Miserable desolation! No king, no queen, no prince, no issue male, no councillors of state, no nobility, no bishops, no judges! O barbarous and more than Scythian or Thracian cruelty! No mantle of holiness can cover it, no pretence of religion can excuse it, no shadow of good intention can extenuate it. God and heaven condemn it, man and earth detest it, the offenders themselves were ashamed of it; wicked people exclaim against it, and the souls of all true Christian subjects abhor it.
1

Sir Edward Coke had had almost three months to polish his speech. The King and Queen were apparently in private attendance. One MP complained in the Commons that his standing-room entry fee (10 shillings) was more than ‘many of the baser sort’ had paid. The trial of the eight surviving plotters at Westminster Hall on 27 January 1606 was a moment of national catharsis. Four days earlier, Sir Edward Montagu of Boughton (an old Vaux acquaintance) had been well supported in his motion to make 5 November a day of public thanksgiving.
fn1
When Sir Everard Digby, dressed in his ‘tuff taffatie gown
and a suit of black satin’, bowed out of the courtroom, he begged the lords for forgiveness. ‘God forgive you’ was the response, ‘and we do.’
2
He was not, however, permitted to die by the axe. The eight men fell at the scaffold on the last two days of January.

But Robert Catesby could not be forgiven, or punished. Some satisfaction might have been derived from the exhumation of his corpse. People could go to Westminster and look at his impaled head, but they could not see him in the dock or witness his emasculation or smell his boiling flesh. While Guy Fawkes bore the brunt of popular odium (the fall guy), the mastermind had died on his own terms. Investigators had wondered, though, if Catesby’s persuasive charm could really have worked without the endorsement of his religious and social superiors. They were sure that ‘arch-traitors’ were still at large. Even as the condemned plotters were led out of court, there was a sense of questions unanswered, secrets withheld and sins awaiting expiation.

In his speech Coke said of the Jesuits that they did not watch ‘and pray’, but watched ‘to prey’. It was this eminent lawyer’s sincere belief that the Gunpowder Plot was the spawn of the Society of Jesus.
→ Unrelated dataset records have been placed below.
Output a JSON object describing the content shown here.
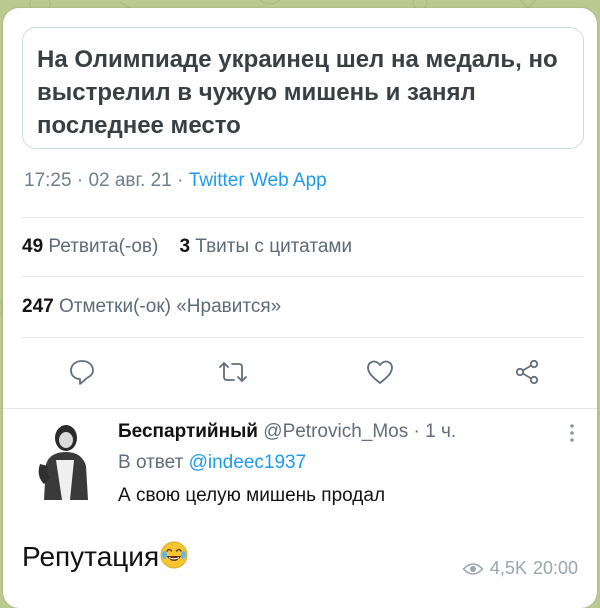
{
  "quoted_headline": "На Олимпиаде украинец шел на медаль, но выстрелил в чужую мишень и занял последнее место",
  "tweet_meta": {
    "time": "17:25",
    "date": "02 авг. 21",
    "source": "Twitter Web App"
  },
  "stats": {
    "retweets_count": "49",
    "retweets_label": "Ретвита(-ов)",
    "quotes_count": "3",
    "quotes_label": "Твиты с цитатами",
    "likes_count": "247",
    "likes_label": "Отметки(-ок) «Нравится»"
  },
  "actions": [
    "reply-icon",
    "retweet-icon",
    "like-icon",
    "share-icon"
  ],
  "reply": {
    "name": "Беспартийный",
    "handle": "@Petrovich_Mos",
    "time": "1 ч.",
    "reply_to_label": "В ответ",
    "reply_to_handle": "@indeec1937",
    "text": "А свою целую мишень продал"
  },
  "post": {
    "caption": "Репутация",
    "emoji": "😂",
    "views": "4,5K",
    "time": "20:00"
  },
  "colors": {
    "link": "#1d9bf0",
    "muted": "#6f7f8c",
    "chat_background": "#b9c98f"
  }
}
Henry Garnet, Oswald Tesimond, John Gerard ‘and other Jesuits’ had, according to Coke, provided the ‘traitorous advice and counsel’ upon which every detail of the plot – from the mine to the Midlands rising – was decided.
3

Twelve days earlier, on 15 January 1606, a warrant had been issued in the King’s name for the arrests of Gerard, Garnet and Tesimond – in that order. Detailed descriptions of the three were displayed, like wanted posters, throughout the parishes and markets of England. Their harbourers were to be dealt with severely, ‘without hope of mercy or forgiveness’, and were esteemed ‘no less pernicious’ to the King and commonwealth ‘than those that have been actors and concealers of the main treason itself’. Tesimond – ‘of mean stature, somewhat gross, his hair black, his beard bushy and brown’ – was
spotted in London. As soon as he and his captor shifted from busy street to quiet back-alley, he took to his heels and was gone before the hue and cry was raised. He eventually made it out of England with a boatload of dead pigs.